While the world has learned to take Alan Greenspan's forecasts with a grain of salt, earlier today the former Fed chairman was on Bloomberg TV with another bombastic prediction, warning of a substantial surge in US long-term interest rates should "inflation take hold."
In the interview, Greenspan said that “if the early stages of inflation, which are now developing, would take hold, you could get -- fairly soon -- a fairly major shift away from these extraordinarily low yields on 10-year notes, for example,” Greenspan said in an interview on Bloomberg Television on Monday. “I think up in the area of 3 to 4, or 5 percent, eventually. That’s what it’s been historically."
Greenspan emphasized his often-repeated point that such low rates are unsustainable in the longer run, and said that he sees nascent inflation as the possible end to the bond bull market. “We’re moving into the very early stages of inflation acceleration,” Greenspan said. “That could be the trigger.”
To be sure, Greenspan admits that such a substantial rate move will not happen without substantial side-effects, and he warned that challenges lie ahead as longer-term rates adjust upward toward a more historically normal level: "It’s a problem, as in going from where we are now to 4 or 5 percent,” he said. "There’s a whole structure of adjustments which have taken place, basically since 2008, which have to be unwound, and that’s not going to be done without a problem."
The biggest problem, as Greenspan explained in another interview in July, is that surging inflation - on both the short and long end of the curve - would almost certainly lead to stagflation:
Three fourths of the major economies, OEC economies for example, have, over the last five years, have had a less than a one percent annual rate of upward growth. The economy can't go anywhere under those conditions, and we're getting a state of stagnation which is not only evident in the United States but pretty much throughout Europe and the far east. And as a consequence of that, it's very difficult to see where the next step is except what I'm concerned about mostly, is stag-flation, meaning I think we're seeing the very early signs of inflation beginning finally to pick up as the issue of deflation fades.

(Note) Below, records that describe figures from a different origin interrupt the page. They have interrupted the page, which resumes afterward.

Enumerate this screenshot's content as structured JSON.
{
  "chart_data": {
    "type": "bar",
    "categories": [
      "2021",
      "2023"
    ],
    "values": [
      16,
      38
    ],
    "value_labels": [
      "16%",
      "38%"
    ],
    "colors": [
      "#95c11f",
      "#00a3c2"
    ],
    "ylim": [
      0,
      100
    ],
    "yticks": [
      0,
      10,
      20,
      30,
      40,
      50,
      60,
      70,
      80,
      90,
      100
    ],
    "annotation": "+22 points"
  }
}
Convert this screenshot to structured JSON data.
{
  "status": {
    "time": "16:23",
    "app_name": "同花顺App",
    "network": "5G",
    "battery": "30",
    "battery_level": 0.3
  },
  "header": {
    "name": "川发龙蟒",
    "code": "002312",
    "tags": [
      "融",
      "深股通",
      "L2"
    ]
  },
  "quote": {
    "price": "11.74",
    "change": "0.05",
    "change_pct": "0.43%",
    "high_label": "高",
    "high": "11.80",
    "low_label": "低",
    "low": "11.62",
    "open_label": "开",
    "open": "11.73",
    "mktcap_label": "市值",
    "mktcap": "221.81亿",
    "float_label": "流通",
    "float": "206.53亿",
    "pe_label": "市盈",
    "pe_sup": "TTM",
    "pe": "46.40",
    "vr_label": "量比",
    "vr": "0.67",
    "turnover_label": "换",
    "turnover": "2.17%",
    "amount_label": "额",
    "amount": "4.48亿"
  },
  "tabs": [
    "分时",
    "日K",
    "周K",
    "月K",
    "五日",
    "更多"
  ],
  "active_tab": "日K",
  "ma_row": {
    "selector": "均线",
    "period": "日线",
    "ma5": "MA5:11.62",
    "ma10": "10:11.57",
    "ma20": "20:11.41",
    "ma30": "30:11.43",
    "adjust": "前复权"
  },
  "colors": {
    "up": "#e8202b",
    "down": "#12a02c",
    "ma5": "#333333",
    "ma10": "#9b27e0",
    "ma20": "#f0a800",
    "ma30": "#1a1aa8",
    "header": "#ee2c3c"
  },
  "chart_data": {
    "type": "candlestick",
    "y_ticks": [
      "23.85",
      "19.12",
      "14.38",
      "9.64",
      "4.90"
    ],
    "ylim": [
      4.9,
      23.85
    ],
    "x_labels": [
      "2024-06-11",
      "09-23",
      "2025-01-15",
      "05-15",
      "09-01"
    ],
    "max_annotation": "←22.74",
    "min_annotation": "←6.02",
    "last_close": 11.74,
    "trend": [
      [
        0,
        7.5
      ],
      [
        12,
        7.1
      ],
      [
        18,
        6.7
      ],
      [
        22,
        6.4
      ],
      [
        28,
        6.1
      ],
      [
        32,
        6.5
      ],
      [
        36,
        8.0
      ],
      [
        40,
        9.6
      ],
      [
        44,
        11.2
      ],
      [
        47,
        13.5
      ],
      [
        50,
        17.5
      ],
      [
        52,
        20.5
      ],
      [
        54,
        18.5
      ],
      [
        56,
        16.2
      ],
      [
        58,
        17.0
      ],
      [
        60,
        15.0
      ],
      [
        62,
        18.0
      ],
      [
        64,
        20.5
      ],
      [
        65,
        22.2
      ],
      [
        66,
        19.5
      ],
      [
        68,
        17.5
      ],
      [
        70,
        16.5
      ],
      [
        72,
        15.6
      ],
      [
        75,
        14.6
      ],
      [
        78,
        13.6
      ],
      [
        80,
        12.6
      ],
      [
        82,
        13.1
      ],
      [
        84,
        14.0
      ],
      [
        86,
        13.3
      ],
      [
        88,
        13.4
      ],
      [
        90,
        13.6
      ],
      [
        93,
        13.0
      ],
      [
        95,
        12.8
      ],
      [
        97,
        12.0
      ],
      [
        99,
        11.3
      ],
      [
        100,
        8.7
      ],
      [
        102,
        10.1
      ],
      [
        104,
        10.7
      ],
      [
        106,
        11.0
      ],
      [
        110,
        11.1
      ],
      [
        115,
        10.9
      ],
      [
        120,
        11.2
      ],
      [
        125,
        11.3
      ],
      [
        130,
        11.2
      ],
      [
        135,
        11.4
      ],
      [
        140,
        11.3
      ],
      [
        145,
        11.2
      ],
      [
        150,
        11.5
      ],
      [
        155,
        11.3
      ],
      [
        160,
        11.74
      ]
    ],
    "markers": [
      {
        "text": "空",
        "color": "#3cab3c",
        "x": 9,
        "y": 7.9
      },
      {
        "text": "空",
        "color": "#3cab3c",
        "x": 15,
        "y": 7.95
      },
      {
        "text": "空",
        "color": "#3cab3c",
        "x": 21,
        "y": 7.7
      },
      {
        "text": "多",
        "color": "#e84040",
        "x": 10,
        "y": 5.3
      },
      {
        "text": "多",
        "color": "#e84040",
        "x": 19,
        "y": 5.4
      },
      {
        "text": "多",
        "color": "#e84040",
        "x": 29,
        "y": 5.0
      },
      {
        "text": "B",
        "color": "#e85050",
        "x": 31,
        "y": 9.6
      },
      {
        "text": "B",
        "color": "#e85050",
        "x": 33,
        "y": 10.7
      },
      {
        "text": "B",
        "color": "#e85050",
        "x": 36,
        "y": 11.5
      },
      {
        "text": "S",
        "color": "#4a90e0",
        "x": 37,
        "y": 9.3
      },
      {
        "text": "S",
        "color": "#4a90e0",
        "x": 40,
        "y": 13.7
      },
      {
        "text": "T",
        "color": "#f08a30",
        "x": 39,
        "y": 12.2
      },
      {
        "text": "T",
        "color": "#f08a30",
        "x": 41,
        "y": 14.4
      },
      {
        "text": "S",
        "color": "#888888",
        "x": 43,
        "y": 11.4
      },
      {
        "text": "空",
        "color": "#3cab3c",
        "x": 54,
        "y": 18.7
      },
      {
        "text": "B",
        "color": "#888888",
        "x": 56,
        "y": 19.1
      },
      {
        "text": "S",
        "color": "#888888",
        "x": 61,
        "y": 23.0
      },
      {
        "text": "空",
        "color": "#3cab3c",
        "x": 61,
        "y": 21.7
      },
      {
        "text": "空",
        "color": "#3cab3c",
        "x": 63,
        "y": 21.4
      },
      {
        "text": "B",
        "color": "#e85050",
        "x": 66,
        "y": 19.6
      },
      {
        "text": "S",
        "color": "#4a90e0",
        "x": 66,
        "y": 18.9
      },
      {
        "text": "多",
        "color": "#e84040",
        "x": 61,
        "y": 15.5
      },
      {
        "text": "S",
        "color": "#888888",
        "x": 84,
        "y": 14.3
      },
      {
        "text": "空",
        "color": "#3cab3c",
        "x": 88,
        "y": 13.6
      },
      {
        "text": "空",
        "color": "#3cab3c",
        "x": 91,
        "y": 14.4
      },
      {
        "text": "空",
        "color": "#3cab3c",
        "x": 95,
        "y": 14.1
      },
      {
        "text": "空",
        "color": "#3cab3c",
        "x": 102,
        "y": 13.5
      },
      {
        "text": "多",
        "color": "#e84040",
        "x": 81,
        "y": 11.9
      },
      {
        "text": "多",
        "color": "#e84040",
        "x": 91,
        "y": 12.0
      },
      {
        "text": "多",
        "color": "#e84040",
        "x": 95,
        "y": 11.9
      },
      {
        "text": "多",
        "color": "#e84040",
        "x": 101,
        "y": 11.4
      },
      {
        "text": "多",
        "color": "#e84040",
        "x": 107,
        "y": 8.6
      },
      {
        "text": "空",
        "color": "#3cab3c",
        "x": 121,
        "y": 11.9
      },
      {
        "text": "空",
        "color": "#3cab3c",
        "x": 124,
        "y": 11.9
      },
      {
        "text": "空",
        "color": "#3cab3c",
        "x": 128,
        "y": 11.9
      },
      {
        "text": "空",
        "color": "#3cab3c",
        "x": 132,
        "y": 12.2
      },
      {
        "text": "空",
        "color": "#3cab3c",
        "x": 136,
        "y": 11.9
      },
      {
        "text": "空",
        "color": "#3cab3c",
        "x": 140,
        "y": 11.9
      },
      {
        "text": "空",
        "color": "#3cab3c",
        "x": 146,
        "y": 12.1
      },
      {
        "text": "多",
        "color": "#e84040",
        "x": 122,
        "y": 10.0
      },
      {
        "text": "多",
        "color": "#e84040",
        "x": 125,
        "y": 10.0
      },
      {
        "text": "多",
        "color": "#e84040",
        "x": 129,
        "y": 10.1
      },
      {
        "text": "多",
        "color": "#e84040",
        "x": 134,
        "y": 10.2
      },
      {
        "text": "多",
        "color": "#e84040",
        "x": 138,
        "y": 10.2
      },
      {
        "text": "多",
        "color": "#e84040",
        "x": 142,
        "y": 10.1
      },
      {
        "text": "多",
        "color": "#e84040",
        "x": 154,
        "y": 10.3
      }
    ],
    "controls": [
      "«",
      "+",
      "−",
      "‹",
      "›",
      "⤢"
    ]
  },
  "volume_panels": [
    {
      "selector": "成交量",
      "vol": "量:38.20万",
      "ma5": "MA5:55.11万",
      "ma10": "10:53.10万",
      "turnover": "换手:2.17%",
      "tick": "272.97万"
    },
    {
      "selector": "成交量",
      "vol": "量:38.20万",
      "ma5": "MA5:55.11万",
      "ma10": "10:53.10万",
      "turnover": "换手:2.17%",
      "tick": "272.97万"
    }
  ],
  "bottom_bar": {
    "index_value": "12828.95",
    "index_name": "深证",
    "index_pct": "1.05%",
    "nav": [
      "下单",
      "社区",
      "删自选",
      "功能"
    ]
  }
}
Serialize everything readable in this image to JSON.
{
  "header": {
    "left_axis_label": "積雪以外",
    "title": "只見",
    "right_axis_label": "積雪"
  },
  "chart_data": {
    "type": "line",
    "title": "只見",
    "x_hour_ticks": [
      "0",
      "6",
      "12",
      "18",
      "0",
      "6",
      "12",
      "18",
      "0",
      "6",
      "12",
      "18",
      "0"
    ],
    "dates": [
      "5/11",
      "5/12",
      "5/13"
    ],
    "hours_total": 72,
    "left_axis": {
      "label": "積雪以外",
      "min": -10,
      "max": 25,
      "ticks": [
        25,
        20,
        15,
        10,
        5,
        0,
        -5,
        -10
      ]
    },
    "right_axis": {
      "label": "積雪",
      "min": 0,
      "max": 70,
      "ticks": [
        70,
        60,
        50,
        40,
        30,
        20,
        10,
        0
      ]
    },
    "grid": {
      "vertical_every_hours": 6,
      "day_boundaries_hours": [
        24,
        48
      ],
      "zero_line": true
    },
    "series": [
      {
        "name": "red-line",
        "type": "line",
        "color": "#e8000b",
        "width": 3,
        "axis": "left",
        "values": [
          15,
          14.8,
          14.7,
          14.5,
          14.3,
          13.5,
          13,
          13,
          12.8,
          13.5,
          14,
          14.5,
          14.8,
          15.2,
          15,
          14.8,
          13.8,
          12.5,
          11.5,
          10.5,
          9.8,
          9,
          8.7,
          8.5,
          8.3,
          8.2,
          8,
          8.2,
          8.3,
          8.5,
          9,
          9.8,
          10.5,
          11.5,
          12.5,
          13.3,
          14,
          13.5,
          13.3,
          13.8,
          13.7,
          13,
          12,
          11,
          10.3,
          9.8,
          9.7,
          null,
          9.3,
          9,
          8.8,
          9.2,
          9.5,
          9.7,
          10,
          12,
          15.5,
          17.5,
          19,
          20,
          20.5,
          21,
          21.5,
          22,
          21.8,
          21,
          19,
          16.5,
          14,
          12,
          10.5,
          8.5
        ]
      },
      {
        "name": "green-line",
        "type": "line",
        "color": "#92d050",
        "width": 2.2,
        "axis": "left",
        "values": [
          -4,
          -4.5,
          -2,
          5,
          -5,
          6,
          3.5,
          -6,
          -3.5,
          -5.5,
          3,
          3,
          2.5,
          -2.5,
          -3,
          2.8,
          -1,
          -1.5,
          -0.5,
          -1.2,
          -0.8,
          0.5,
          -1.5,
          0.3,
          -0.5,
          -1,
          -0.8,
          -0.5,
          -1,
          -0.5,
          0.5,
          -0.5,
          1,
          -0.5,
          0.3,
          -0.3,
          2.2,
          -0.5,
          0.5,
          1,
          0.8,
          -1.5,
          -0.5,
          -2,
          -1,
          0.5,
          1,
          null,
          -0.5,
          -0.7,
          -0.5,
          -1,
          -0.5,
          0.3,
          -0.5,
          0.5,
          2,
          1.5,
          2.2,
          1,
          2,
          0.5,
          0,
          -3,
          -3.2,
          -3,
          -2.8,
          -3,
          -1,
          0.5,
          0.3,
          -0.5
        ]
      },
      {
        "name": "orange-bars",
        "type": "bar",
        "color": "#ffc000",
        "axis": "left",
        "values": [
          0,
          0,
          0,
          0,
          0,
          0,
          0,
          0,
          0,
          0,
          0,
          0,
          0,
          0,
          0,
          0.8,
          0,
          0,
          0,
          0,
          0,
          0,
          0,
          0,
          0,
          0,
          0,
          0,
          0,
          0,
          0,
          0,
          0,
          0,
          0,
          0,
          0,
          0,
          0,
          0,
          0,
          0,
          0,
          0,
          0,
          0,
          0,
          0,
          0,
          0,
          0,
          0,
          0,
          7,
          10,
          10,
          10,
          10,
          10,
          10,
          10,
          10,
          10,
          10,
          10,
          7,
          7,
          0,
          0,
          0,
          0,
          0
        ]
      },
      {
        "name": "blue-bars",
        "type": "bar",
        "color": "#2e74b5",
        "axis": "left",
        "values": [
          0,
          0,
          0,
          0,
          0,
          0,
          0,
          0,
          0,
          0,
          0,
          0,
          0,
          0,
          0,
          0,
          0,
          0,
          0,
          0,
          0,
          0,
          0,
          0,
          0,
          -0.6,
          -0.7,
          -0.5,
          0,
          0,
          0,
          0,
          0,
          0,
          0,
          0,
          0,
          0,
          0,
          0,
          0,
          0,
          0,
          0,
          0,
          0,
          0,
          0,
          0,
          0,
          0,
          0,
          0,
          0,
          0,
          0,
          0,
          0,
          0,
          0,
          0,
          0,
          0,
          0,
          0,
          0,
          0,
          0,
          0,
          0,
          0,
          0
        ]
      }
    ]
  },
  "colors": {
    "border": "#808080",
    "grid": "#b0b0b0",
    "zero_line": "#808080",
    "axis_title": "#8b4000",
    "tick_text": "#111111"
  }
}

Since stagflation is traditionally a concurent indicator of recession, Greenspan was then quizzed if he expects a US recession in the next 12-24 months, to which he refused to provide a clear answer:
It's very difficult to say. In fact, I don't think you can describe the world economies in terms of the old conventional issue of inflation, recession, and the like. What we are dealing with is a population that is aging very rapidly, and that is inducing a major increase in so-called social benefits, what we in the United States call entitlements. And that is dominating the whole financial system, and until we come to understand that we have got to slow this rate of growth, which in the United States has been 9% per year since 1965, we are now down to the point where it's taken so much savings out of the economy that we're not getting enough investment, but that has very little to do with whether we're going in a recession or not. I think we're just in a stagnation state.
While Greenspan may well be right in his assessment, one area where we clearly disagree is his take on rising wages, which is also a prevalent sentiment among the investing community. Back in July Greenspans said that "we're beginning to get a pickup in wages beyond the rate of growth of productivity, and that is usually the best indicator."
Actually that is incorrect: as we showed on Friday, the one place were wages are rising, and are doing so at a record pace, is in pay for managerial, supervisory workers, those who are already highly-paid, and where the marginal change in wages does not result in a substantial impact on the economy.
At the same time, wages of non-supervisory, production workers have been largely unchanged over the past two years, and when adjusted for core inflation, have barely experienced any growth.
And then there is the question of just how a 5% interest rate across total US debt would be internalized: as the following chart from Bridgewater shows, a 5% rate across the hundreds of trillions in total US obligations would lead to nothing short of a massive shock to the sytem.
In any event, a modest move may have started already, with 10Y yields rising today to 1.82%, back to a five-month high after the Federal Bureau of Investigation reaffirmed that Democratic candidate Hillary Clinton didn’t commit a crime in handling her e-mails as secretary of state, a move of such a magnitude would involve trillions in mark-to-market losses as both Ray Dalio and Goldman warned recently.
In the interview Greenspan also said that he would like to repeal the Dodd-Frank Act, the post-crisis financial regulation measure that he said is reducing liquidity in the financial system, and replace it with a large equity-to-asset ratio requirement for financial intermediaries, according to Bloomberg. “I would very much like to go back to square one, repeal Dodd-Frank,” Greenspan said, adding that he’s “thinking of 20 to 30 percent capital requirements.”